None of these work for you? Try these ideas: get revenge on someone who wronged you by naming a tune after them, something cryptic like “Jason’s Regret,” or “Lucinda’s Rage”; or indulge in completely unrealistic fantasies like “Dancing With Heidi Klum,” pay tribute to your favorite sports figure with something like “Bautista’s Swing,” or honor your favorite author with a title like “Sam-I-Am” (my taste in literature is not very mature).

There’s the lazy approach, which is to take a random word, then stick “Breakdown” at the end of it if it’s fast, or “Blues” at the end of it if it isn’t, e.g., “Toothpick Breakdown,” or “Jumper Cable Blues.”

When all else fails, do what many before you have done: name the tune after the very first thing you see after you’ve written it. This will get you titles like “Stained Carpet,” “Dad’s Suspenders,” “Cheetos in the Bowl,” and “Aging Microwave.”

I fear the sad truth about naming instrumentals is that those names may be just as good as the ones you take days of soul-searching, fasting, pondering, and agonizing over to come up with.

I’d better close this right here; I’m just adding the finishing touches to the B part of “Crumbs on the Laptop.”

  • Randy Gregg

    Surely Alison Brown must deserve at least an honorable mention for her instrumentals named “Weetabix” and “Shoot the Dog”.

  • Dick Bowden

    Excellent topic! I used to love Jason Carter’s fiddle tune “Chicken Under the Washtub” which he and Del said was a true story.

    The old Sacred Harp number “Africa” always mystified me, there isn’t a word in it about Africa.

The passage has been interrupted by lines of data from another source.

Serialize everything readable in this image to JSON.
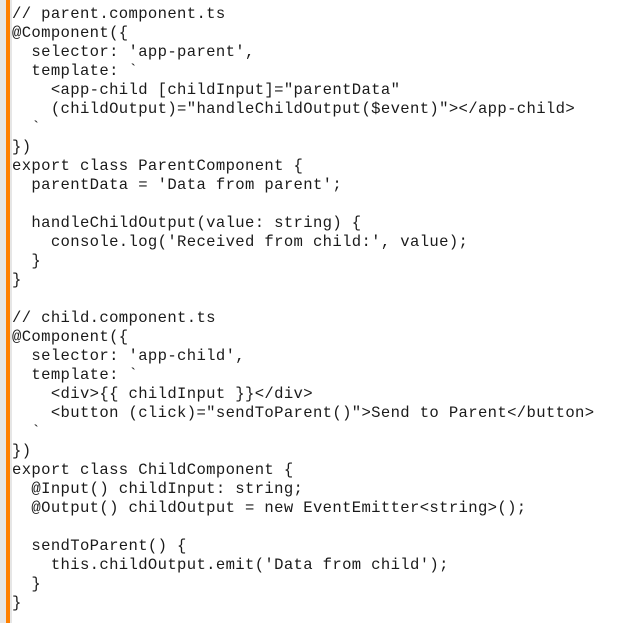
{
  "editor": {
    "accent_color": "#ff8000",
    "gutter_color": "#e6e6e6",
    "text_color": "#1a1a1a",
    "background_color": "#ffffff",
    "lines": [
      "// parent.component.ts",
      "@Component({",
      "  selector: 'app-parent',",
      "  template: `",
      "    <app-child [childInput]=\"parentData\"",
      "    (childOutput)=\"handleChildOutput($event)\"></app-child>",
      "  `",
      "})",
      "export class ParentComponent {",
      "  parentData = 'Data from parent';",
      "",
      "  handleChildOutput(value: string) {",
      "    console.log('Received from child:', value);",
      "  }",
      "}",
      "",
      "// child.component.ts",
      "@Component({",
      "  selector: 'app-child',",
      "  template: `",
      "    <div>{{ childInput }}</div>",
      "    <button (click)=\"sendToParent()\">Send to Parent</button>",
      "  `",
      "})",
      "export class ChildComponent {",
      "  @Input() childInput: string;",
      "  @Output() childOutput = new EventEmitter<string>();",
      "",
      "  sendToParent() {",
      "    this.childOutput.emit('Data from child');",
      "  }",
      "}"
    ]
  }
}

    I have plenty of fiddle tune names for anyone to use, from things I see while driving. Granny Leaning on the Railing. Dead Porky on the Bridge. Bird at the Feeder. For instrumentals I also like using the plethora of Indian place names on our great continent.

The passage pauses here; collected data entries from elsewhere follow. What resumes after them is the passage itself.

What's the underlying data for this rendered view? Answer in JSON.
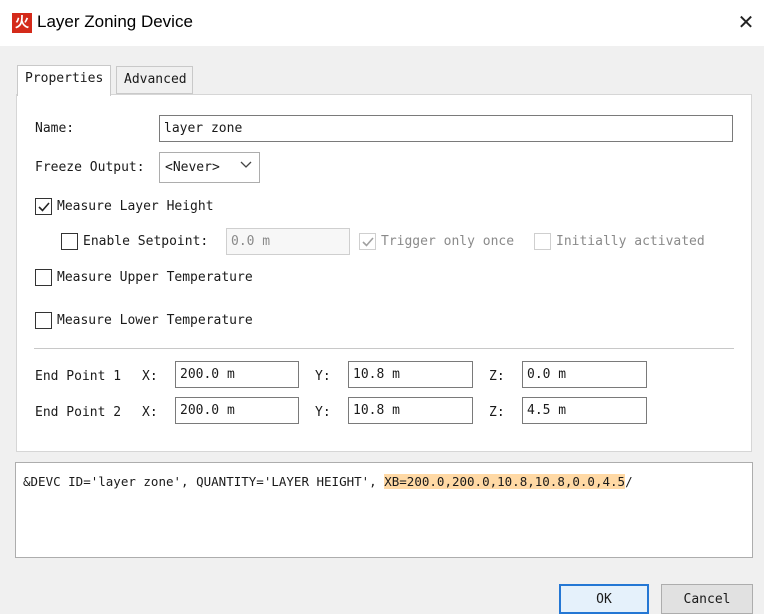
{
  "window": {
    "title": "Layer Zoning Device",
    "app_icon_glyph": "火",
    "close_glyph": "✕"
  },
  "tabs": [
    {
      "label": "Properties",
      "active": true
    },
    {
      "label": "Advanced",
      "active": false
    }
  ],
  "properties": {
    "name_label": "Name:",
    "name_value": "layer zone",
    "freeze_label": "Freeze Output:",
    "freeze_value": "<Never>",
    "measure_layer_height": {
      "label": "Measure Layer Height",
      "checked": true
    },
    "enable_setpoint": {
      "label": "Enable Setpoint:",
      "checked": false,
      "value": "0.0 m"
    },
    "trigger_only_once": {
      "label": "Trigger only once",
      "checked": true,
      "disabled": true
    },
    "initially_activated": {
      "label": "Initially activated",
      "checked": false,
      "disabled": true
    },
    "measure_upper_temperature": {
      "label": "Measure Upper Temperature",
      "checked": false
    },
    "measure_lower_temperature": {
      "label": "Measure Lower Temperature",
      "checked": false
    },
    "end_point_1": {
      "label": "End Point 1",
      "x_label": "X:",
      "x": "200.0 m",
      "y_label": "Y:",
      "y": "10.8 m",
      "z_label": "Z:",
      "z": "0.0 m"
    },
    "end_point_2": {
      "label": "End Point 2",
      "x_label": "X:",
      "x": "200.0 m",
      "y_label": "Y:",
      "y": "10.8 m",
      "z_label": "Z:",
      "z": "4.5 m"
    }
  },
  "output": {
    "text_main": "&DEVC ID='layer zone', QUANTITY='LAYER HEIGHT', ",
    "text_highlight": "XB=200.0,200.0,10.8,10.8,0.0,4.5",
    "text_tail": "/"
  },
  "buttons": {
    "ok": "OK",
    "cancel": "Cancel"
  },
  "colors": {
    "accent": "#2477d4",
    "highlight": "#ffd9a5",
    "app_icon": "#d42a1a"
  }
}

    David Grier has an excellent but unmentionable generic title for all old time fiddle tunes…

    I kind of like your alternative for “I’ll Go Stepping Too” — “Don’t Start to Yell”. Good one!

  • Jacob Underwood

    Some of my favorite titles are on Stuart Duncan & Alison Brown’s “Pre-Sequel,” released in 1981 on Ridge Runner Records. Their original tunes include “Possum Gravy on Grandma’s Beard,” “The Great Lasagnia Rebellion,” and “Bionic Marshmallow.”